What does a person’s life say as a year draws to a close? How have the 12 chapters played out? Would yours be on a best-seller’s list? Is it a “good read”; a mystery, a drama, a comedy, or an inspirational? How many stars would you give it? Most importantly, are you ready for a sequel or a whole new series?
2011 has been full of all those genres; though I don’t know that it would be a “good read”! I am preparing to flip the calendar from December 2011 to January 2012, and as I “sit at my desk” and ponder the next chapters, I think I have come up with some “New” ideas.
Definitely a new series, but with a string of impressions from 2011. I’m not quite sure how I will even begin Chapter One, but I do have a plot in mind. I spent a lot of time last year praying for God’s will, seeking His will, and testing His will. I made some emotional decisions, pulled and pushed against Him, and kept praying for His will be done while hoping that “my will be done.” This next year, I am taking from those experiences, giving Him room to redeem them, and resolving to BE WILLING. So, the Prologue…
In a time and place that says 12 hours isn’t enough and that the grass is always greener somewhere else, how does one take Mr. Elliot’s advice to “where ever you are, be all there”? How do I heed what Paul wrote to the Church in Colassae, “Set your hearts on things above..set your mind on things above not on earthly things…make the most of every opportunity”? How do I decrease so that He can increase? Perhaps it all begins with taking down the decorations.
On New Year’s Day or the day after, we always take down our Christmas decorations, box them up, toss what is falling apart or not working any longer, and put a “simple house” back together again. (This year we did this a couple of days earlier.) At first glance all seems rather bare…lacking…less. Then I sit down in the comfort of my squishy couch and just revel in the riches of the decrease. Now it’s not the multiple candles, figurines, seasonal scents and coffee mugs, twinkle lights, and colorful centerpieces that my eyes are drinking in. Maybe for the first time in a long while I am truly seeing less of this world so that He might show me more His. It’s a moment worth marking; a time when “all is stripped away and I simply come.” A time He meets me in the quiet. Maybe that’s one of our best times of worship – being quiet – since in that moment it’s not about our voices but His presence.
The thrills and hustles and bustles have silenced, and I am ready to start anew. Where to begin? I think of how my babies came into the world. Weeping at leaving what was (warmth and comfort), but soon hushed by the nearness of my cheek against their own. They came ready to be near me. I will come ready to be near Him. They came totally dependent on me, my nourishment, my nurturing, my care, and my protection. I will come just the same. Day after day, month after month, year after year each of my babies has grown at their own pace. Each has a personality that makes them uniquely them. Each has a purpose to glorify God, but the specifics of how are yet to be seen. I, too, have been growing as He has cared for me, disciplined me, forgiven me, and stretched me. My children have not sat down and declared their unwillingness to grow and mature, but I fear that some of my own actions have said this to my Father. When I have refused what He has placed in my hand or when I have pitched a fit on the carpet over what He asked me to steward, have I really been stunting my growth by my unwillingness?

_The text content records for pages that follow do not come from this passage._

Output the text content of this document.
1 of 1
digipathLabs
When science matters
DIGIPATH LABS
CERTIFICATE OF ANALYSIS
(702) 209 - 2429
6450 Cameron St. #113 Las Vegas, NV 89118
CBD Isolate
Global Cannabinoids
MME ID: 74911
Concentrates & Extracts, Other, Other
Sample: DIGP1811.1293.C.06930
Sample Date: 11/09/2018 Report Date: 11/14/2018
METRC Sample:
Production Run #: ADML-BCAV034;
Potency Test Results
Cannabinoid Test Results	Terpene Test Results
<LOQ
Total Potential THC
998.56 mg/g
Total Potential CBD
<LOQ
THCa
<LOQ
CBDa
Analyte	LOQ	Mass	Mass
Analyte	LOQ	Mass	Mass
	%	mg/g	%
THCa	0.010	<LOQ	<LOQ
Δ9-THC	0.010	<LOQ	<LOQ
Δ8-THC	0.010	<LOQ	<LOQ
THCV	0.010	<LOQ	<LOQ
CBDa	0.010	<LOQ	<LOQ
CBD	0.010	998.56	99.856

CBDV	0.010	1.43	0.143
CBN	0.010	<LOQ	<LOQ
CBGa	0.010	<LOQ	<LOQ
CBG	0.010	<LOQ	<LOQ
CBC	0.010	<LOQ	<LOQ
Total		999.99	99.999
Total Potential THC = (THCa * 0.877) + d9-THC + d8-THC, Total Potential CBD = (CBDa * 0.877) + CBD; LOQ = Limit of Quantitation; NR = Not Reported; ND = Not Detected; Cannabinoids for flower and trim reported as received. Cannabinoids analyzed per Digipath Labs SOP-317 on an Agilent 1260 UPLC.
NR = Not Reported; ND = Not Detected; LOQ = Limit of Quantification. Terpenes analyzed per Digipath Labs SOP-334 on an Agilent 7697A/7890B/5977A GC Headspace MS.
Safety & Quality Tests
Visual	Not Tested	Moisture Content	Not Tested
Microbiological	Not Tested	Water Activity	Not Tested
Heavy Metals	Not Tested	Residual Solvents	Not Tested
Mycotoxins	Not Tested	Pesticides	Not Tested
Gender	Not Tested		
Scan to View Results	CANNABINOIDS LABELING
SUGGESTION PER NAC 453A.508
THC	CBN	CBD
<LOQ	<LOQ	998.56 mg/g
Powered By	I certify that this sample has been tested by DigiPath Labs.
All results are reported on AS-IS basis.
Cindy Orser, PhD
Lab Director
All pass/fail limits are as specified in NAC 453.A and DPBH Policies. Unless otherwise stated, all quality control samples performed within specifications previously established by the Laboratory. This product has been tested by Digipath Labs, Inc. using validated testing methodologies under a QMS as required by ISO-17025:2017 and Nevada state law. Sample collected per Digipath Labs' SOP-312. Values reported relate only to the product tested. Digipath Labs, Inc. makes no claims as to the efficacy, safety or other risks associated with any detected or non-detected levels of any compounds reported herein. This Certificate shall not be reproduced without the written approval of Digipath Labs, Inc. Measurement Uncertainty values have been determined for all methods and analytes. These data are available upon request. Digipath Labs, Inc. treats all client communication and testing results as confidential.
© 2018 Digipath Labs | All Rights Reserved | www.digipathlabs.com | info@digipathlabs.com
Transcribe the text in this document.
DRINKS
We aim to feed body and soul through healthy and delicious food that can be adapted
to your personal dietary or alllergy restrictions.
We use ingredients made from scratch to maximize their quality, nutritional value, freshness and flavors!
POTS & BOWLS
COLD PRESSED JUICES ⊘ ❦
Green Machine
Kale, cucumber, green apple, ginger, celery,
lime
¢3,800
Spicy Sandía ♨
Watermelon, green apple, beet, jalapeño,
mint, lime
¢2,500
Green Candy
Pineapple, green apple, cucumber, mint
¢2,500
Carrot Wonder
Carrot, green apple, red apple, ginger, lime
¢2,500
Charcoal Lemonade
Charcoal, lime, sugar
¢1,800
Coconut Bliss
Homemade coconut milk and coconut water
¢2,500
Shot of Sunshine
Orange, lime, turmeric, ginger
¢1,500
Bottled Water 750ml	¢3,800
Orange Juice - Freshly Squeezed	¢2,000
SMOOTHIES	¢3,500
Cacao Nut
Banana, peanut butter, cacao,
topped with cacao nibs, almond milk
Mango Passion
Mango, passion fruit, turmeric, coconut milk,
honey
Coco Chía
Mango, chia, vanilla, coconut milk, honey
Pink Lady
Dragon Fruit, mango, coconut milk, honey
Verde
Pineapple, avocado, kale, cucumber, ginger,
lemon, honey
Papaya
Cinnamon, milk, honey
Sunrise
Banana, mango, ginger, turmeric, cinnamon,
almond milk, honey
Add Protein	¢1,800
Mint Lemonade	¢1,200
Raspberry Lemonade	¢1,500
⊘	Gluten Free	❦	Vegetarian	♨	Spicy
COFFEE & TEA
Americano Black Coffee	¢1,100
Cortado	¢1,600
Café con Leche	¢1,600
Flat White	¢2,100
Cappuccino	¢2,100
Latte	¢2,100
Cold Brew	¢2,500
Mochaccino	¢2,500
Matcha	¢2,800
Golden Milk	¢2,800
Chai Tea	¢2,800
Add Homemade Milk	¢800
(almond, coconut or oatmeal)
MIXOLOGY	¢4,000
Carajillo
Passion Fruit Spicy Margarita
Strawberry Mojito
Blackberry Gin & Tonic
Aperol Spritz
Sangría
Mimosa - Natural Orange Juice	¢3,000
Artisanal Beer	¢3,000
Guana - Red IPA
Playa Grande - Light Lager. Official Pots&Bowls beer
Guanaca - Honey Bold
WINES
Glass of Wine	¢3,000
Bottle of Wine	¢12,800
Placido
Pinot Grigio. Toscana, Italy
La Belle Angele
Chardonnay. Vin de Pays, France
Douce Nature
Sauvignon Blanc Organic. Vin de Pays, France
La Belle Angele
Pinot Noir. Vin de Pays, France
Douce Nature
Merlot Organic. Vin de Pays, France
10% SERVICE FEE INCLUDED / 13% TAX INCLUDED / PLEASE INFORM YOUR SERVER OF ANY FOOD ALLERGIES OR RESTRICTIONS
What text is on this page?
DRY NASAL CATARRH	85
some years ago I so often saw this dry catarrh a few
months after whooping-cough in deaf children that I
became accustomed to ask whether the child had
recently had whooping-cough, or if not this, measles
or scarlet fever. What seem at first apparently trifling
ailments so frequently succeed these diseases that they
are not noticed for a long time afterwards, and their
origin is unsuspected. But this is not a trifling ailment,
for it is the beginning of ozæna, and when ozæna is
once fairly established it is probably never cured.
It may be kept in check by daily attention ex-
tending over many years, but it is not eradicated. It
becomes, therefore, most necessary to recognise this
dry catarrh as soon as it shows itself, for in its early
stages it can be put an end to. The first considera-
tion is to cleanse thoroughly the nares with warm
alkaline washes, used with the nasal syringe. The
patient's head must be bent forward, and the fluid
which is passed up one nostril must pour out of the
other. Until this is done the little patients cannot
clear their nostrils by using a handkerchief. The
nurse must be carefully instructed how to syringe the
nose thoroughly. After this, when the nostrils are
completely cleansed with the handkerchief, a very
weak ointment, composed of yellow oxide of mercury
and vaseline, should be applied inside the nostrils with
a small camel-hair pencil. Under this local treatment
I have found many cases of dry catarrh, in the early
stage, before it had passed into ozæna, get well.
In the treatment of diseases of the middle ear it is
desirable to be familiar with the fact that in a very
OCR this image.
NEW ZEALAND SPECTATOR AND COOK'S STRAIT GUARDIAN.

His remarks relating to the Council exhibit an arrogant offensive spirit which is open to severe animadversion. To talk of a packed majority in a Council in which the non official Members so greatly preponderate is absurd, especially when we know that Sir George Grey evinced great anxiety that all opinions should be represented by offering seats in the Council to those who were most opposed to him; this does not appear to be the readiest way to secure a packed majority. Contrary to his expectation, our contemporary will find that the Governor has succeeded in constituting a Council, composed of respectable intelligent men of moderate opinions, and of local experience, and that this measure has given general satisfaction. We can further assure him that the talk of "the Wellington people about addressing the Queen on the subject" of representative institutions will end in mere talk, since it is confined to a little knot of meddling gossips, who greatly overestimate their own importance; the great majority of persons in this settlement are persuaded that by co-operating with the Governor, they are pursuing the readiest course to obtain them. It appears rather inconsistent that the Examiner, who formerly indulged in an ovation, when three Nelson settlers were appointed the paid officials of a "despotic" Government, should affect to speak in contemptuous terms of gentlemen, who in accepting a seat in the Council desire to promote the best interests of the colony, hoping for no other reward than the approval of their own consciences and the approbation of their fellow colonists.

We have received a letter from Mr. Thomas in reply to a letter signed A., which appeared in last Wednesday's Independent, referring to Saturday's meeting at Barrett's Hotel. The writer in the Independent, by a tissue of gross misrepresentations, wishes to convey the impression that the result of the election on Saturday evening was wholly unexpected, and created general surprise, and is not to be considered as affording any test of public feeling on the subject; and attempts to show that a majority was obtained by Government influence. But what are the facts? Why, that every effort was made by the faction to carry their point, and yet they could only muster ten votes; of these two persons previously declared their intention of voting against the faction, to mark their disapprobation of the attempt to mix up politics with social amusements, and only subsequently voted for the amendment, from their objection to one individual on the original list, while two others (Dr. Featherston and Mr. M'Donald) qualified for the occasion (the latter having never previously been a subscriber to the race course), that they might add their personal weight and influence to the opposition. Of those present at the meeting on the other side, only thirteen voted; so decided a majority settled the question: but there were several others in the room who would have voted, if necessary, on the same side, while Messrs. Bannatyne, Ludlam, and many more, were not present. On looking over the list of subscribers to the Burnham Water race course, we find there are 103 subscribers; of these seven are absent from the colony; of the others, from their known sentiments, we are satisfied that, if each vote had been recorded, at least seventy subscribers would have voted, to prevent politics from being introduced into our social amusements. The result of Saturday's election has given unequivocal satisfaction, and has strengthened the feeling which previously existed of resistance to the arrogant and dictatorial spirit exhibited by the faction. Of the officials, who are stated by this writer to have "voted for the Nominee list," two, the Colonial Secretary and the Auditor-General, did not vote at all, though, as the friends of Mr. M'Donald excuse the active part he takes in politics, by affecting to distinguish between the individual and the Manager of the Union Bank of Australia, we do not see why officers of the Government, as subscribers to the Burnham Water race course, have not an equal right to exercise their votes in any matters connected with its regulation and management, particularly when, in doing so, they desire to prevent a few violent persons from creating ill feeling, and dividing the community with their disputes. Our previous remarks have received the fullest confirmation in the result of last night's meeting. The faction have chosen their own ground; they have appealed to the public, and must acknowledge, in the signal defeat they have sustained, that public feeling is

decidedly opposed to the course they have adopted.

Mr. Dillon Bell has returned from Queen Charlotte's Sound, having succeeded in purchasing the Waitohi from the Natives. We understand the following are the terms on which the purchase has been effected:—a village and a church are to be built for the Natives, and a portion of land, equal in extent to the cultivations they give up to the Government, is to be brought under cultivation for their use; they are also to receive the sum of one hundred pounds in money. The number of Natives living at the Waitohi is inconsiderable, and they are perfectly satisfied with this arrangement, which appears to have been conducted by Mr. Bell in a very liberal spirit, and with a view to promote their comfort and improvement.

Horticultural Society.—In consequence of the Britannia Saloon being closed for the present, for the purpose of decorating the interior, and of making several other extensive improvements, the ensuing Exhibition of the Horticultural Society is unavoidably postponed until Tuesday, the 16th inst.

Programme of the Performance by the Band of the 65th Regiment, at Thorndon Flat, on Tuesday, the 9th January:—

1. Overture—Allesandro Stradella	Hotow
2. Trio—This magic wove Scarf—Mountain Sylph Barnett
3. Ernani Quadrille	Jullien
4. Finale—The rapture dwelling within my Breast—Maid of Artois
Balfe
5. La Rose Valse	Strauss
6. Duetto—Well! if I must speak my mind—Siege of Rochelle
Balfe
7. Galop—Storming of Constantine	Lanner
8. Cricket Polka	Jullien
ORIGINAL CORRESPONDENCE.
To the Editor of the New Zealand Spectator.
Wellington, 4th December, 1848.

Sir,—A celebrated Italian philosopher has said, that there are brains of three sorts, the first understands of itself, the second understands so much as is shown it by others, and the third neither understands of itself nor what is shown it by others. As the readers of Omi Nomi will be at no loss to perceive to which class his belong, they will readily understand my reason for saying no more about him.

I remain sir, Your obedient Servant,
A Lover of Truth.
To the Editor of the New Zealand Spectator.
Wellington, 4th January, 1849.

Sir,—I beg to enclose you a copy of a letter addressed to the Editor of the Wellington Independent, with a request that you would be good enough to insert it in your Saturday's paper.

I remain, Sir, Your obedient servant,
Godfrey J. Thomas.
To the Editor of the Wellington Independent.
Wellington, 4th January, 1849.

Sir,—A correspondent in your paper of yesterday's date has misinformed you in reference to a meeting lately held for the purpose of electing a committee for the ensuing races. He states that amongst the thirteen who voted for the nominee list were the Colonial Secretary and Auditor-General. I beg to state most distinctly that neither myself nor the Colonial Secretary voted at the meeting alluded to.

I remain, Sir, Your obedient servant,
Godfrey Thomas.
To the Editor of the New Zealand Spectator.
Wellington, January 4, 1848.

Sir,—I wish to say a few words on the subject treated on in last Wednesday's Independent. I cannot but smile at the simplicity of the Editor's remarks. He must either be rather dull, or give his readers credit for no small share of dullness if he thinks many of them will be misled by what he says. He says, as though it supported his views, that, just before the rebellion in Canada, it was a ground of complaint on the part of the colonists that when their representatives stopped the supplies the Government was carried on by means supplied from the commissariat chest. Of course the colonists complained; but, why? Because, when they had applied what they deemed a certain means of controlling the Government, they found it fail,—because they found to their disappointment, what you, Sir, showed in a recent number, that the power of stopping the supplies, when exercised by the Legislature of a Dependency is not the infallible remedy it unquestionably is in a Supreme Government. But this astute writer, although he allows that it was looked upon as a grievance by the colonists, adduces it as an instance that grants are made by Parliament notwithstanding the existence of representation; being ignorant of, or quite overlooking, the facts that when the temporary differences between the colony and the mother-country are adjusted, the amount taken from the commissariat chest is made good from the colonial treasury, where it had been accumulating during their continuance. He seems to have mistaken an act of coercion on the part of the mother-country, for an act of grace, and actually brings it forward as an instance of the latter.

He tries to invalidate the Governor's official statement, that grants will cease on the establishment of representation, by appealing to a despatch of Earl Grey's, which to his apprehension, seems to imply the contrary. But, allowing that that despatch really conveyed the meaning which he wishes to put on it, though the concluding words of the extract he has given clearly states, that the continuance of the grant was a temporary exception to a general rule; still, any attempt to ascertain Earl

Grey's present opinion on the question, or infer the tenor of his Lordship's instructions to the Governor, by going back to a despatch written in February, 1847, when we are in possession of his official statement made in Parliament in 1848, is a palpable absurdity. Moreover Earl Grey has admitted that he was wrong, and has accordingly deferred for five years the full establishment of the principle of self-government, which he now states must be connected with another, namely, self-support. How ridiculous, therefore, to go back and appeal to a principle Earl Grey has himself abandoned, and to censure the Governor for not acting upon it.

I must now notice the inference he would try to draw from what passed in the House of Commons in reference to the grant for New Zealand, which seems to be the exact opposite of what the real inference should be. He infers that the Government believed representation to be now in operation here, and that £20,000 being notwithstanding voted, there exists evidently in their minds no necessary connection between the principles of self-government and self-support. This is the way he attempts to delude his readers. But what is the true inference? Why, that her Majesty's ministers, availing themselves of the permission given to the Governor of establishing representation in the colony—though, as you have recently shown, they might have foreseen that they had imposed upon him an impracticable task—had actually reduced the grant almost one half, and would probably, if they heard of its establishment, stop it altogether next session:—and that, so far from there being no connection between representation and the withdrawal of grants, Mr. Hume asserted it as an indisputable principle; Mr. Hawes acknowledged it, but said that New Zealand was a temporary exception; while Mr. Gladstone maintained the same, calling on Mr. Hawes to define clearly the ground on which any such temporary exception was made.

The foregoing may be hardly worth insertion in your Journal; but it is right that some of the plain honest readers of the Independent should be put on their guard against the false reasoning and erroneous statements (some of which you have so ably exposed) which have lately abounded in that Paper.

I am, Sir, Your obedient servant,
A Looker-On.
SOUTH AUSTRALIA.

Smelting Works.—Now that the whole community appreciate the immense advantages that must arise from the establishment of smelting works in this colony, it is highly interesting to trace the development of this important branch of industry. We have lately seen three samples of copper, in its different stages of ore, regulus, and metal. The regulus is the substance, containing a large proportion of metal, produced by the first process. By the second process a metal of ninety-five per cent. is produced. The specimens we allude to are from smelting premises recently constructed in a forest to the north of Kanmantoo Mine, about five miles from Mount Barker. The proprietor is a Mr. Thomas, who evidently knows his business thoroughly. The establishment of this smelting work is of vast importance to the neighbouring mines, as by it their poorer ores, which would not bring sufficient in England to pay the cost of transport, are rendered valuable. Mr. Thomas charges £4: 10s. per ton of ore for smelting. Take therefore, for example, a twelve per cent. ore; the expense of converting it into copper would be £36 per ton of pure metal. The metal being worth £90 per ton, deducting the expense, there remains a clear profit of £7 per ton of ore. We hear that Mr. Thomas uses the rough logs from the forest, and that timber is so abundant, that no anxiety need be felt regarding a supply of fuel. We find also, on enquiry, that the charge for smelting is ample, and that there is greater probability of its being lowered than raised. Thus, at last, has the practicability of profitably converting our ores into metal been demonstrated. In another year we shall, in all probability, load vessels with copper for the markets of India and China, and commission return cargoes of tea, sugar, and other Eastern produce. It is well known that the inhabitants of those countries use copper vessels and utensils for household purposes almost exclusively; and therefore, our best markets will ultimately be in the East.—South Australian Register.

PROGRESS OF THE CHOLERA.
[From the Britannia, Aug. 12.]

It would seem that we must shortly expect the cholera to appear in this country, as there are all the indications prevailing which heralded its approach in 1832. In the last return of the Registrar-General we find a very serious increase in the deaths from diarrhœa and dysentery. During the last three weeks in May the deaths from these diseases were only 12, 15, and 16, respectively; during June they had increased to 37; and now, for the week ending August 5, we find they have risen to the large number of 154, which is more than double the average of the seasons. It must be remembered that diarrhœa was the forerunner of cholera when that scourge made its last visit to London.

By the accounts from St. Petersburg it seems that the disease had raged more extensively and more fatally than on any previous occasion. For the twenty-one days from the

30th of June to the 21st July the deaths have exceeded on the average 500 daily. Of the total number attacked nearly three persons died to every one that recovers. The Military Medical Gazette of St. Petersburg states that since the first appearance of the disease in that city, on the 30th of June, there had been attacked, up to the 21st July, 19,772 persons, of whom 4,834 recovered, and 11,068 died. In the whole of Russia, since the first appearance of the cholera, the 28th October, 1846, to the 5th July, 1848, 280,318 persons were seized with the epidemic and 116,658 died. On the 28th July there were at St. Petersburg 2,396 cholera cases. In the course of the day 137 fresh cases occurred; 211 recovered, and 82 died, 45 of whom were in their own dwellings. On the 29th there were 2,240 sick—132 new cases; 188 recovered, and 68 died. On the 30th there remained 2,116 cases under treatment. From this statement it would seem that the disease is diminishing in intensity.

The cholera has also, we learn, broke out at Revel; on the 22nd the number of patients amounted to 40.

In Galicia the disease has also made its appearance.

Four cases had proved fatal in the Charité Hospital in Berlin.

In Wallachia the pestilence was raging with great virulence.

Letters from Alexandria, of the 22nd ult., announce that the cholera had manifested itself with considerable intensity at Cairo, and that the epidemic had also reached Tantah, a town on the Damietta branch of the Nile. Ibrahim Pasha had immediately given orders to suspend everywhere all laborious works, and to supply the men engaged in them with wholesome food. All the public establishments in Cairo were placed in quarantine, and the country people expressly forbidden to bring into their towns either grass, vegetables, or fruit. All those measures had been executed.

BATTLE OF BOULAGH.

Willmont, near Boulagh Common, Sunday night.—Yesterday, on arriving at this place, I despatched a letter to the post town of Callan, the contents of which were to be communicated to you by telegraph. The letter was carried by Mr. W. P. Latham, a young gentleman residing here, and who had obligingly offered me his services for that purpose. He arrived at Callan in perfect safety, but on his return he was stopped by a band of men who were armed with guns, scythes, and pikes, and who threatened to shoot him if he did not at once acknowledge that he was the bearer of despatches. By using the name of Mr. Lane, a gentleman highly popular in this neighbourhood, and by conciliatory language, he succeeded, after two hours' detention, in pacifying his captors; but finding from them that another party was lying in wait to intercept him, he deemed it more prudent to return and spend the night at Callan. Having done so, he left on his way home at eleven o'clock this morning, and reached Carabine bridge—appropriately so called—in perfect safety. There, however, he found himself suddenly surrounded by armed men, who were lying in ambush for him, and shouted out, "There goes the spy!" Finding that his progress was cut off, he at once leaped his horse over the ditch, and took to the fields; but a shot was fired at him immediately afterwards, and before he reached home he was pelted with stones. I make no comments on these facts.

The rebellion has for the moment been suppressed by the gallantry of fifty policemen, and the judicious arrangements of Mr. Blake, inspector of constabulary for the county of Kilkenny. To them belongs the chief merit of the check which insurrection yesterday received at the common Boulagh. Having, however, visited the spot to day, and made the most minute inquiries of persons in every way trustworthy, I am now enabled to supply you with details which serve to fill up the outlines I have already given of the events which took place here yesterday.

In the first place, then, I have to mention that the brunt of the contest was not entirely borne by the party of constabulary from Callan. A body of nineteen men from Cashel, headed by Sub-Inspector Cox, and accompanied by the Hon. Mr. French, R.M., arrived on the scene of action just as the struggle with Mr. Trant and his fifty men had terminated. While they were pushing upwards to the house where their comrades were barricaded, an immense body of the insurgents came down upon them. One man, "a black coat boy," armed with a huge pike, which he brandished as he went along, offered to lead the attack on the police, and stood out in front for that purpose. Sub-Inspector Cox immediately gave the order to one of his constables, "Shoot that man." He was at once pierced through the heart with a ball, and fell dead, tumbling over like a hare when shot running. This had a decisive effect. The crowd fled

This year, I am still practicing the habit of opening my hands to receive and give whatever He desires. This year is about His resolutions. This year I will go out daily to gather the manna He has provided. This year I will take the talent or talents He will give and instead of burying them, I will bring back an increase. This year I will continue to give thanks for the moments and not just the past days. This year I will stay open to being filled by Him, I will get ready to give an answer, I will ask to truly see, I will reach out a hand along with my prayers, and I will let go more than I will grab hold of. I will partner with my husband and children to give more than we ever have. If called upon by God, I will take courage and go and do and give whatever He asks. I will live like the “New Testament” Church in a New Year. I will stop talking about it and begin to do it…maybe even without a word.
At the end of each day, I hope I have the privilege to sit and look around the simplicity of a house without additions or extras and drink deep of His riches. This year I resolve to live one more for eternity and one less for the temporary. This is my chance to live for eternity…on earth, and it’s a chance I am WILLING to take.